Generative Large Language Models for Detection of Speech Recognition Errors in Radiology Reports.

机构信息

From the Department of Medical Imaging, Western Health, Footscray, Australia (R.A.S., L.L., W.L.); Alfred Health, Harrison.ai, Monash University, Clayton, Australia (J.C.Y.S.); Department of Surgery, Western Precinct, University of Melbourne, Melbourne, Australia (K.C., J.Y.); and Department of Surgery, Western Health, Melbourne, Australia (J.Y.).

出版信息

Radiol Artif Intell. 2024 Mar;6(2):e230205. doi: 10.1148/ryai.230205.

Abstract

This study evaluated the ability of generative large language models (LLMs) to detect speech recognition errors in radiology reports. A dataset of 3233 CT and MRI reports was assessed by radiologists for speech recognition errors. Errors were categorized as clinically significant or not clinically significant.
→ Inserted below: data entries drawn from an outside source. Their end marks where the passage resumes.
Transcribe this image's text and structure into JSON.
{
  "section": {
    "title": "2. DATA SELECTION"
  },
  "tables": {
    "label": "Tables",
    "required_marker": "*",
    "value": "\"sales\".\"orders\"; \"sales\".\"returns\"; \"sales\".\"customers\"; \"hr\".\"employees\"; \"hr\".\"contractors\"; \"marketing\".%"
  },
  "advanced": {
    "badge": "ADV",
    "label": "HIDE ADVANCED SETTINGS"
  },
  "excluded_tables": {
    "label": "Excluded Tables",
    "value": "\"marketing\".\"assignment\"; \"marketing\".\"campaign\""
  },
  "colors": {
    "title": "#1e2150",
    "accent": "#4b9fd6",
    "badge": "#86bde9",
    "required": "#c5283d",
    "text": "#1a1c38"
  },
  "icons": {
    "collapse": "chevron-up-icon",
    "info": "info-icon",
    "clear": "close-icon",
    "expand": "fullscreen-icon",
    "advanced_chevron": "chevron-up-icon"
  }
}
Performances of five generative LLMs-GPT-3.5-turbo, GPT-4, text-davinci-003, Llama-v2-70B-chat, and Bard-were compared in detecting these errors, using manual error detection as the reference standard. Prompt engineering was used to optimize model performance. GPT-4 demonstrated high accuracy in detecting clinically significant errors (precision, 76.9%; recall, 100%; F1 score, 86.9%) and not clinically significant errors (precision, 93.9%; recall, 94.7%; F1 score, 94.3%). Text-davinci-003 achieved F1 scores of 72% and 46.6% for clinically significant and not clinically significant errors, respectively. GPT-3.5-turbo obtained 59.1% and 32.2% F1 scores, while Llama-v2-70B-chat scored 72.8% and 47.7%. Bard showed the lowest accuracy, with F1 scores of 47.5% and 20.9%. GPT-4 effectively identified challenging errors of nonsense phrases and internally inconsistent statements. Longer reports, resident dictation, and overnight shifts were associated with higher error rates. In conclusion, advanced generative LLMs show potential for automatic detection of speech recognition errors in radiology reports. CT, Large Language Model, Machine Learning, MRI, Natural Language Processing, Radiology Reports, Speech, Unsupervised Learning .

摘要

本研究评估了生成式大型语言模型(LLM)检测放射科报告中语音识别错误的能力。由放射科医生评估了 3233 份 CT 和 MRI 报告的语音识别错误。将错误分为临床显著和非临床显著两类。使用手动错误检测作为参考标准,比较了五种生成式 LLM(GPT-3.5-turbo、GPT-4、text-davinci-003、Llama-v2-70B-chat 和 Bard)在检测这些错误方面的性能。使用提示工程来优化模型性能。GPT-4 在检测临床显著错误(精确率 76.9%,召回率 100%,F1 得分为 86.9%)和非临床显著错误(精确率 93.9%,召回率 94.7%,F1 得分为 94.3%)方面表现出了很高的准确性。text-davinci-003 在检测临床显著和非临床显著错误方面的 F1 得分分别为 72%和 46.6%。GPT-3.5-turbo 的 F1 得分分别为 59.1%和 32.2%,而 Llama-v2-70B-chat 的 F1 得分为 72.8%和 47.7%。Bard 的准确性最低,F1 得分分别为 47.5%和 20.9%。GPT-4 能够有效地识别出无意义短语和内部不一致语句等具有挑战性的错误。较长的报告、住院医师听写和夜间轮班与更高的错误率相关。总之,先进的生成式 LLM 显示出在放射科报告中自动检测语音识别错误的潜力。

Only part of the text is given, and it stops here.